I think it's most likely that the chemical explanation is correct in the Ramirez case, and that some sort of physical effect or condition caused the injuries to at least the first victims in the "sonic attack" case. It should stand to reason that just because the initial explanation was probably wrong, on the grounds that such a "sonic weapon" has never been identified and it's not clear how one would work, that doesn't mean that no other physical explanation is possible. Also, just because some of the sufferers don't have any physical injuries and may be suffering from real mass hysteria, that doesn't mean that this is also true of the initial victims. Real skepticism would tease that out, and likely conclude that both physical and psychological effects are at play whenever solid physical evidence of illness or injury surfaces.

Paranormal effects are rare, hard to study, and have mechanisms that are poorly understood by conventional science.
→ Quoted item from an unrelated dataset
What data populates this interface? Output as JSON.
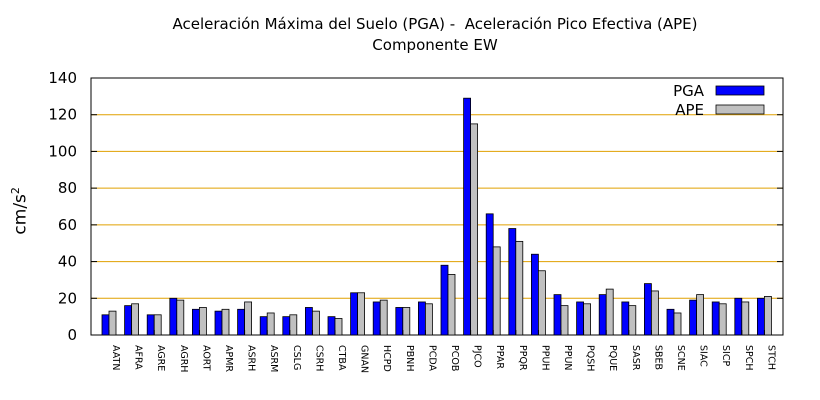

I would suggest that mass hysteria, particularly as employed by skeptics, fits this definition precisely, just like magick, ghosts, psychic powers, you name it. In all those cases I don't think we're dealing with anything "supernatural" - that is, beyond the bounds of what science can ever study. More likely, as our ability to make measurements of factors like mind and consciousness increases, scientific explanations will emerge for all of these weird phenomena. It might take a long time, though.